For the second time, Jesus tells the disciples he will be betrayed and die, and they still don’t get it. How could they be so obtuse? Not only do they not get it, they’re afraid to ask Jesus about it.
I can’t help wondering why they’re afraid to ask. I don’t know, of course, but I have my suspicions. For one thing, it’s hard to think about anyone suffering, much less Jesus. Even today’s artwork seems to have moved away from depicting the cross. Our preference in hymns has turned away from the imagery of his shed blood. We would rather think of him teaching or healing or holding lambs.
For another thing, it’s hard to think about Jesus dying. Our squeamish minds prefer to jump right from the cross to the empty tomb. We can hardly imagine him as a corpse, but Jesus put the image right in front of the disciples’ noses.
They stumble over this so hard that they seem to completely miss something else that he said. Maybe you missed it too: after his death, he will rise again.

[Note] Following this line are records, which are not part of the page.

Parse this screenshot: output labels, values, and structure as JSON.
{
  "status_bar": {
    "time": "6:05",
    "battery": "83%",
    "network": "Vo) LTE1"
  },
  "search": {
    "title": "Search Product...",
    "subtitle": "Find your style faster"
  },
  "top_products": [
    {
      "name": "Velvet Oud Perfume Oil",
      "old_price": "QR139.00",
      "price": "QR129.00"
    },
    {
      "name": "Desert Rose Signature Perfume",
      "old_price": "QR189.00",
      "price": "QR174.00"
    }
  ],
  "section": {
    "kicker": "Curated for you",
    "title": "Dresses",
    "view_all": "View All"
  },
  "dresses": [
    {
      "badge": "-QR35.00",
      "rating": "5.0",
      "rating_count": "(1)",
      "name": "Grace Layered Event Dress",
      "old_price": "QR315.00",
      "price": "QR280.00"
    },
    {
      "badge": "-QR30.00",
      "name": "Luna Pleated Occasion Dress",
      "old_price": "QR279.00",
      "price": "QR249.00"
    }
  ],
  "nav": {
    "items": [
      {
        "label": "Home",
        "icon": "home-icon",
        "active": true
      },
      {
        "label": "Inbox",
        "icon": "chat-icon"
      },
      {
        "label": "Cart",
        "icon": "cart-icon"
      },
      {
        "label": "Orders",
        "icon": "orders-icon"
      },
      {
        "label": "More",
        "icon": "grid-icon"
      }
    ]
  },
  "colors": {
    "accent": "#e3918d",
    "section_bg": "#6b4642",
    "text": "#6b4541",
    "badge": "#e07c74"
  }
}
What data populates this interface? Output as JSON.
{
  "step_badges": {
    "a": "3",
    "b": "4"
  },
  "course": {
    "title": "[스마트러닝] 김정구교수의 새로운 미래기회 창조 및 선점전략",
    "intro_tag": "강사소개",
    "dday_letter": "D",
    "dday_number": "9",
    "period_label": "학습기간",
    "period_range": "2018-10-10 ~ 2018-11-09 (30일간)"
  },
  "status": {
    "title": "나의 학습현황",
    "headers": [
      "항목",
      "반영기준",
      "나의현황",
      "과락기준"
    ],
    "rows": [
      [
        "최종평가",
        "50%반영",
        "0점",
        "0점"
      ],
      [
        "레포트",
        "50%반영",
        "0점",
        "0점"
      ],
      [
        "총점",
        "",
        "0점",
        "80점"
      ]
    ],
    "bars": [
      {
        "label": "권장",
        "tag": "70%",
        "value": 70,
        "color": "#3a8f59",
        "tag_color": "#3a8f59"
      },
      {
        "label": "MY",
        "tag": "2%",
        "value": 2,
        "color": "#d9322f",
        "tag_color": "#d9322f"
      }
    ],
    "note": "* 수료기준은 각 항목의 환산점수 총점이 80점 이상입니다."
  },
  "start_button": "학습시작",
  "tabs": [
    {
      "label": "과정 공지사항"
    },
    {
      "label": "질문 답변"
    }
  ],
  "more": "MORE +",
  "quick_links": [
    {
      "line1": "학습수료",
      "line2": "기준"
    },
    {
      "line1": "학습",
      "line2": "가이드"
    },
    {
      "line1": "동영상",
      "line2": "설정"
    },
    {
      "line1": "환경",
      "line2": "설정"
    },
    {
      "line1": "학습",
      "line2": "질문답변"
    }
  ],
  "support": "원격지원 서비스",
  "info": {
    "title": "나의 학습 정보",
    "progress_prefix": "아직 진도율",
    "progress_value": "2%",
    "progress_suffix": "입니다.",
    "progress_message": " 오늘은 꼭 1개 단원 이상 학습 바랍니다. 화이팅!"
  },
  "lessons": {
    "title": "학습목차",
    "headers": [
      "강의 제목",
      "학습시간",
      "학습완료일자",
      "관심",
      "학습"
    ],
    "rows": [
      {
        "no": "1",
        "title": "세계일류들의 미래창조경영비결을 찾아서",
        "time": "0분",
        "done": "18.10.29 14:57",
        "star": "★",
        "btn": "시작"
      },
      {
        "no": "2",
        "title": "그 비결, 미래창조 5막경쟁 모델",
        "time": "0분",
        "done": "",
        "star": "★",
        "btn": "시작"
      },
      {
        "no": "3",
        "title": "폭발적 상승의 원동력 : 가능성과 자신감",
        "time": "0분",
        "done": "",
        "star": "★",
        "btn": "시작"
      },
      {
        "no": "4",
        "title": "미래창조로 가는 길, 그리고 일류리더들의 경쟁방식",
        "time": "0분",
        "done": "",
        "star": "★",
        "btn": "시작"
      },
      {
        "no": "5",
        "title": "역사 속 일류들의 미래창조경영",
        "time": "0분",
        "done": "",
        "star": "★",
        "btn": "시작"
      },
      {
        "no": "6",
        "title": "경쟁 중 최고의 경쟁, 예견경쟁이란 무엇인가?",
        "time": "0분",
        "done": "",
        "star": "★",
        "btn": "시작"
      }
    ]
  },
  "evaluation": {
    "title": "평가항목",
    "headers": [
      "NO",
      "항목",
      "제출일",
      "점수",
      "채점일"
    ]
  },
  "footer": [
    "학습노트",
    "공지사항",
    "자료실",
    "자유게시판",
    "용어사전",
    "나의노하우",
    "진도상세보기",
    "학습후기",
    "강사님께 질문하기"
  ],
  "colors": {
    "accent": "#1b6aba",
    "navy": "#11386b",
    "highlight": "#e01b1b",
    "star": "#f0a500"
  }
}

This is even more perplexing than the claim that he will be betrayed and killed. It should have been impossible not to ask about his prediction of resurrection, but not for these disciples. Not only do they not ask, they don’t even seem to notice it.
If they had, and if they had not been afraid to ask, they might have discovered sooner what they would discover later. The story of death, it turns out, ends with life.
What is the most important question you have never asked God?
God, help us to see your suffering and your death, so that through them we might see life. Amen.